Ecolo, sociale ou libérale : les chefs d’entreprises s’interrogent sur la politique économique du gouvernement

L’acte 2 du quinquennat se veut écologique et socialement redistributif. Le gouvernement prend le risque d’abandonner la priorité de la compétitivité. Les chefs d’entreprises s’attendent donc à régler la facture des gilets jaunes. 

Les mouvements patronaux sont très prudents dans leurs commentaires et très politiquement corrects, mais beaucoup de patrons ne se font pas d’illusion. Ils craignent d’avoir à payer les frais du changement de politique. 

Le président de la République a, semble-t-il, tiré les leçons du mouvement des gilets jaunes puis des élections européennes. Du coup, son Premier ministre Edouard Philippe a repeint en vert son programme de gouvernement et donner des gages à tous ceux qui réclamaient plus de redistribution sociale.

Que la gouvernance veuille tenir compte des courants d’opinion qui se sont exprimés, c’est assez logique, mais si le changement de cap hypothèque les chances d’un redressement rapide de l’économie, la France risque d’être difficile à gérer dans les deux ans. 

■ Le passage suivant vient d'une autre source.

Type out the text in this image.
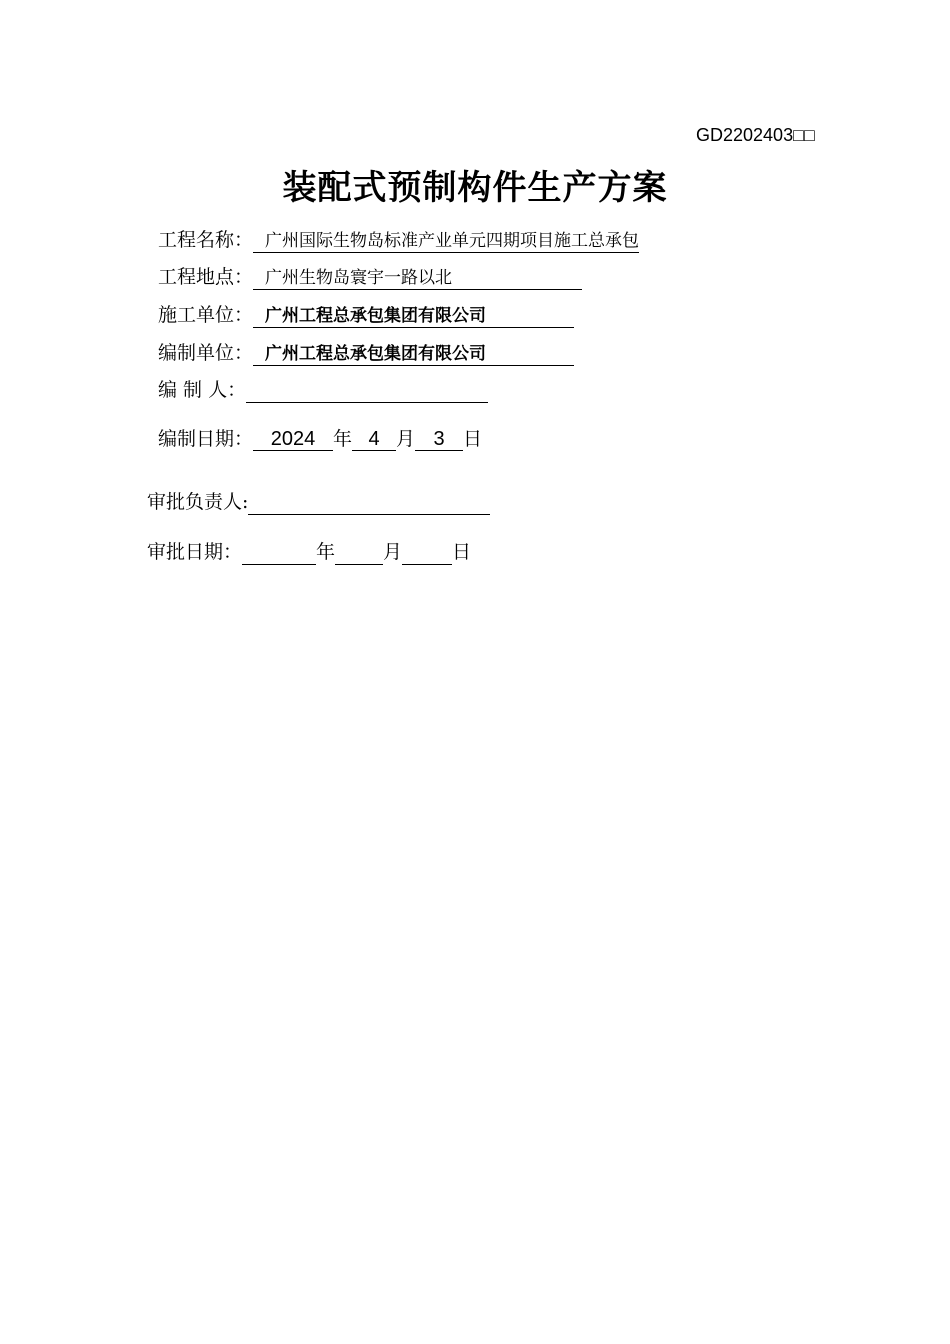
GD2202403□□
装配式预制构件生产方案
工程名称： 广州国际生物岛标准产业单元四期项目施工总承包
工程地点： 广州生物岛寰宇一路以北
施工单位： 广州工程总承包集团有限公司
编制单位： 广州工程总承包集团有限公司
编 制 人：
编制日期： 2024 年 4 月 3 日
审批负责人:
审批日期：	年	月	日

Parce que, si on suit à la lettre le nouveau projet de politique économique du gouvernement, on risque de ne pas aller dans le sens qu’on avait défini au début du quinquennat. 

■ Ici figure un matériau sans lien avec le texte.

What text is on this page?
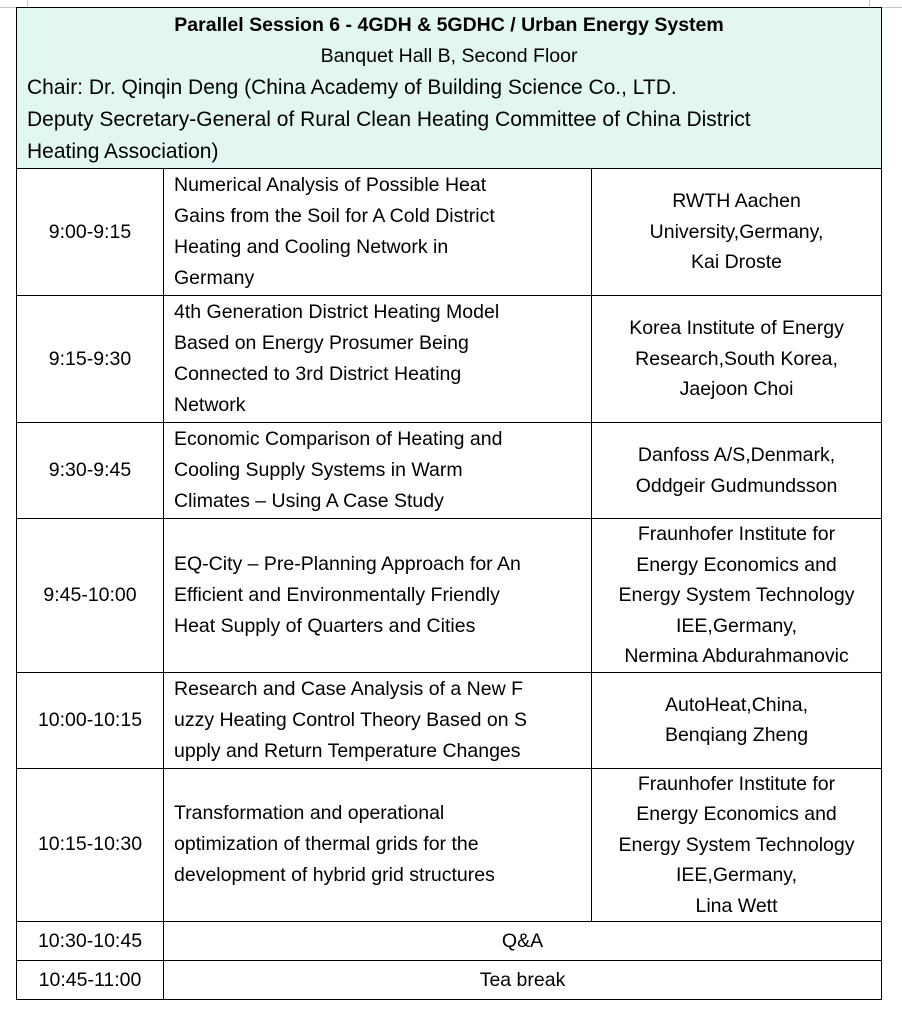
Parallel Session 6 - 4GDH & 5GDHC / Urban Energy System
Banquet Hall B, Second Floor
Chair: Dr. Qinqin Deng (China Academy of Building Science Co., LTD.
Deputy Secretary-General of Rural Clean Heating Committee of China District
Heating Association)		

9:00-9:15	Numerical Analysis of Possible Heat
Gains from the Soil for A Cold District
Heating and Cooling Network in
Germany	RWTH Aachen
University,Germany,
Kai Droste

9:15-9:30	4th Generation District Heating Model
Based on Energy Prosumer Being
Connected to 3rd District Heating
Network	Korea Institute of Energy
Research,South Korea,
Jaejoon Choi

9:30-9:45	Economic Comparison of Heating and
Cooling Supply Systems in Warm
Climates – Using A Case Study	Danfoss A/S,Denmark,
Oddgeir Gudmundsson

9:45-10:00	EQ-City – Pre-Planning Approach for An
Efficient and Environmentally Friendly
Heat Supply of Quarters and Cities	Fraunhofer Institute for
Energy Economics and
Energy System Technology
IEE,Germany,
Nermina Abdurahmanovic

10:00-10:15	Research and Case Analysis of a New F
uzzy Heating Control Theory Based on S
upply and Return Temperature Changes	AutoHeat,China,
Benqiang Zheng

10:15-10:30	Transformation and operational
optimization of thermal grids for the
development of hybrid grid structures	Fraunhofer Institute for
Energy Economics and
Energy System Technology
IEE,Germany,
Lina Wett

10:30-10:45	Q&A	
10:45-11:00	Tea break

Emmanuel Macron est arrivé au pouvoir avec un diagnostic d’une France fatiguée et essoufflée par la crise.  Incapable d’assumer les défis de la modernité : le digital, la mondialisation, la concurrence internationale et le besoin de protection. 

Il est arrivé au pouvoir avec une stratégie de reconquête des forces économiques, avec notamment la nécessité de restaurer la compétitivité de la maison France. Cet objectif nécessitait de redonner aux entreprises de l'air pour pouvoir innover, investir et créer des emplois. Cet objectif passait par l’obligation d’installer dans ce pays un écosystème très favorable au business, très favorable à l’innovation. D’où les premières réformes structurelles, sur la fiscalité du capital et la flexibilité du travail. Le discours des gouvernants, leur style, les premières réformes, le tout combiné à la promesse de poursuivre les réformes libérales par une réduction des dépenses publiques et sociales dans le cadre d’une meilleure organisation de l’Etat, tout cela avait effectivement commencé à produire quelques effets et quelques résultats. 

Seulement, l’environnement s’est détérioré. La croissance européenne a piqué du nez (ce qui pouvait se prévoir) et surtout, la colère des gilets jaunes que personne n‘avait pressentie, du moins dans son ampleur et dans sa durée, ont quand même obligé la gouvernance française à des adaptations de son modèle pour éviter un dérapage qui aurait pu être catastrophique pour le maintien de l’ordre public. 

Le président de la République a donc signé des chèques, en décembre d’abord et en mars ensuite, à l’issue du grand débat. Dans la foulée, il a, sur le terrain politique, pris en compte le résultat des élections européennes qui ont marqué une poussée des écologistes. 

Le programme présenté par Edouard Philippe prend en compte cette situation. Dans le discours, l'affichage et la forme, le programme est donc très « vert et très distributif ». Mais dans le fond, on a du mal à comprendre comment ce programme sera financé.Car en dépit de l’engagement de poursuivre la réforme des retraites et du chômage, la majorité des chefs d’entreprises a compris que la priorité n’était plus à la restauration d’une compétitivité de l’industrie française. 

Si la politique économique reste libérale, les moyens libéraux mis en oeuvre sont désormais très amortis.

Le compromis social et écologique très fort va déplacer la politique économique de la logique d’offre dans laquelle on l’avait inscrit, à une logique de la demande fondée sur la protection sociale et la redistribution.

Alors, un tel grand écart serait viable si nous étions dans une phase de conjoncture puissante, mais ça n’est pas le cas. Les déficits de recettes vont donc accroitre l’endettement et par conséquent, conduire à l’immobilisme. Un peu comme sous Jacques Chirac et sous François Hollande qui avaient tous les deux choisi de ne pas toucher aux structures. 

La pression politique vaut d’être entendue, surtout si l'ordre public est en jeu, mais la pression politique vaut–elle d’abandonner la conviction qu’il fallait des réformes libérales dans ce pays pour le mettre à niveau de la concurrence internationale ?
Les options sociales et la redistribution fiscale auprès des classes moyennes sont de nature à peser sur les entreprises, parce qu‘il faudra bien les financer en partie, dans la mesure où on ne touche pas aux dépenses publiques. 

Quant aux choix écologiques, le risque est grand que l'on se rabatte sur des mesures très punitives, faites d’interdits. Le risque est grand que l’on fasse le choix de la décroissance.